Nach dem ersten, allgemeineren Blog-Beitrag zu den Benin-Bronzen, Restitution und Humboldt Forum geht es in diesem zweiten Beitrag um die Objekte selbst, die derzeit in den Medien regelmäßig diskutiert werden.

  • Sind die Benin-Bronzen aus Bronze?
    Vorrangig nein. Die allermeisten sogenannten „Benin-Bronzen“ sind nicht aus „Bronze“ hergestellt. Lediglich ein kleiner Teil der Metallgüsse, die als Benin-Bronzen bekannt sind, besteht aus Legierungen, die man typischerweise als Bronze bezeichnet.

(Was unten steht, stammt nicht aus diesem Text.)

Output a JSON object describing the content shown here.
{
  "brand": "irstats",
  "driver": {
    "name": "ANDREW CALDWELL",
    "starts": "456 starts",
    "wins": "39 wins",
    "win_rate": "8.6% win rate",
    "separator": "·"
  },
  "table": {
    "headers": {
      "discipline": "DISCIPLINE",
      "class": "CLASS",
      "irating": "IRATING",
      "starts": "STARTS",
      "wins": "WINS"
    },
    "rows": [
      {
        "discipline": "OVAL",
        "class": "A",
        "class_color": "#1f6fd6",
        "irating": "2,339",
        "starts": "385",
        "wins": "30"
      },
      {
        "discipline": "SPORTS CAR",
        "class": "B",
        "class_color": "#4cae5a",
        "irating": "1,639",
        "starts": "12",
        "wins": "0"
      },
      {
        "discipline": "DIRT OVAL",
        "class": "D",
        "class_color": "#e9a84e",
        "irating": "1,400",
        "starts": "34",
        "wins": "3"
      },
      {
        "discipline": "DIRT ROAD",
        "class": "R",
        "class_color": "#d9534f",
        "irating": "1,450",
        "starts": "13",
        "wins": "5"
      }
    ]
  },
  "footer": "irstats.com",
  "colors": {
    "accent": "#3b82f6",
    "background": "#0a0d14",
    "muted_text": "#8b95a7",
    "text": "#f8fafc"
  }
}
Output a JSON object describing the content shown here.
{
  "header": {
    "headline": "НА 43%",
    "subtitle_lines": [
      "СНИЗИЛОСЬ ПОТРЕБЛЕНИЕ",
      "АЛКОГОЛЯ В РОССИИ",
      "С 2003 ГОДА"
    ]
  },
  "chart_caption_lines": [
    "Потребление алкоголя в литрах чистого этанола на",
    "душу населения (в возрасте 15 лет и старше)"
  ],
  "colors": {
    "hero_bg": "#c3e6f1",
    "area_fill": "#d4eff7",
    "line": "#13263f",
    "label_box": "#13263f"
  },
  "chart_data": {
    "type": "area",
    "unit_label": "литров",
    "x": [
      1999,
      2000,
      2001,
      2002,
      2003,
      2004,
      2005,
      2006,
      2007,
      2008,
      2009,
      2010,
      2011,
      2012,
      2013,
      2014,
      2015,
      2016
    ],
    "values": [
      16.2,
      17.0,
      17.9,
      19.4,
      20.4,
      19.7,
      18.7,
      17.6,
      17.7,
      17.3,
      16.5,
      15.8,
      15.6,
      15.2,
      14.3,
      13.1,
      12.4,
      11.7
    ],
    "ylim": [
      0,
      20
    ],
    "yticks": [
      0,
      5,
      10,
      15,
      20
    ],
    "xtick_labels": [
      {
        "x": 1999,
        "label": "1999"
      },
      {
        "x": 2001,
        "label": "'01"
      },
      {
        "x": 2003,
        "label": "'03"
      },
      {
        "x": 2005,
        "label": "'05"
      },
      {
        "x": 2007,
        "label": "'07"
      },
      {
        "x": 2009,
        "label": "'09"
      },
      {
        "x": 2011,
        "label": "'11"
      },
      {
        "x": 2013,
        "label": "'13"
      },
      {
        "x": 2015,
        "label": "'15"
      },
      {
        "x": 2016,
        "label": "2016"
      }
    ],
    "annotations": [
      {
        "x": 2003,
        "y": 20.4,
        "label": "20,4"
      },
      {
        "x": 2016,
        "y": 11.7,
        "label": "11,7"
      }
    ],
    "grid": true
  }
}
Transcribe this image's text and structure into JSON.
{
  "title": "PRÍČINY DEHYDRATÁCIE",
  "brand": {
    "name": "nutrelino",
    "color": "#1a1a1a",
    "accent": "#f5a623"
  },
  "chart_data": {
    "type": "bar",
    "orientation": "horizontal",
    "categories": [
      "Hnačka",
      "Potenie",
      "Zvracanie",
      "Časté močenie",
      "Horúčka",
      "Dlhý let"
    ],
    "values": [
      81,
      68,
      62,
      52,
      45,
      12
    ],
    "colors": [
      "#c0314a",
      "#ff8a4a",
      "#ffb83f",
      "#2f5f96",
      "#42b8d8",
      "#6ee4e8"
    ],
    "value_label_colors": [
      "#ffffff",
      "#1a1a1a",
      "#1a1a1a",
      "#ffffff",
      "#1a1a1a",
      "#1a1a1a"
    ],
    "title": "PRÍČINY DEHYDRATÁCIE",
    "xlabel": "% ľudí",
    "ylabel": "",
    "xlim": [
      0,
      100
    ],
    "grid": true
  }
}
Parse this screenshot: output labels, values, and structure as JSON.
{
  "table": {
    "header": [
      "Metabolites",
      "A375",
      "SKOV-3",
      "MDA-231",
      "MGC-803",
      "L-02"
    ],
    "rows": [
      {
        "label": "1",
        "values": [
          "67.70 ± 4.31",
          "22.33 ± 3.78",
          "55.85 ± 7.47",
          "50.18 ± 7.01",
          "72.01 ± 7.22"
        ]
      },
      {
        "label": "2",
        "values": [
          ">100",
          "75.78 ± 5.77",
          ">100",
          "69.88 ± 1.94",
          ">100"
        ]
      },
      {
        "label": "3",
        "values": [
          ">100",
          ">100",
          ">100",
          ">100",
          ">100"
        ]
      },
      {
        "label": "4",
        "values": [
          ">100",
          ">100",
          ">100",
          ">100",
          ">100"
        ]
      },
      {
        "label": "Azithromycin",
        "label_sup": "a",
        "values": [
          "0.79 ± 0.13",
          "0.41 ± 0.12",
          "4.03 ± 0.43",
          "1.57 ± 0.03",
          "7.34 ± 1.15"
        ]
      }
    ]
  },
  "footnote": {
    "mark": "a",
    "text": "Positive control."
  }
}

  • Was ist eigentlich Bronze?
    Bronze ist eine Legierung, also ein Metall, welches eine homogene Mischung aus mehreren Elementen ist. Konkret besteht Bronze zum Großteil aus Kupfer. Die anderen Bestandteile und deren prozentuale Anteile können sehr unterschiedlich sein. Die bekannteste Bronze-Kombination, gerade in kultur- und kunsthistorsichen Kontext, ist die Legierung von Kupfer und Zinn. Hierbei handelt es sich in historischen oder archäologischen Zusammenhängen oft um eine Zusammensetzung von ca. 90% Kupfer und dem verbleibenden Anteil vorrangig Zinn, bei „moderner Bronze“ ist die Zusammensetzung typischerweise 88% Kupfer und 12% Zinn. Bronze hat im Vergleich zu reinem Kupfer mehrere Vorteile als Werkstoff: Insbesondere ist sie härter (z.B. für Schwertern oder andere Waffen und Werkzeuge), aber sie hat auch eine niedrigere Schmelztemperatur, was bei der Gewinnung des gewünschten homogenen Materials aus den jeweiligen Rohstoffen hilfeich ist und die Verarbeitung erleichtert.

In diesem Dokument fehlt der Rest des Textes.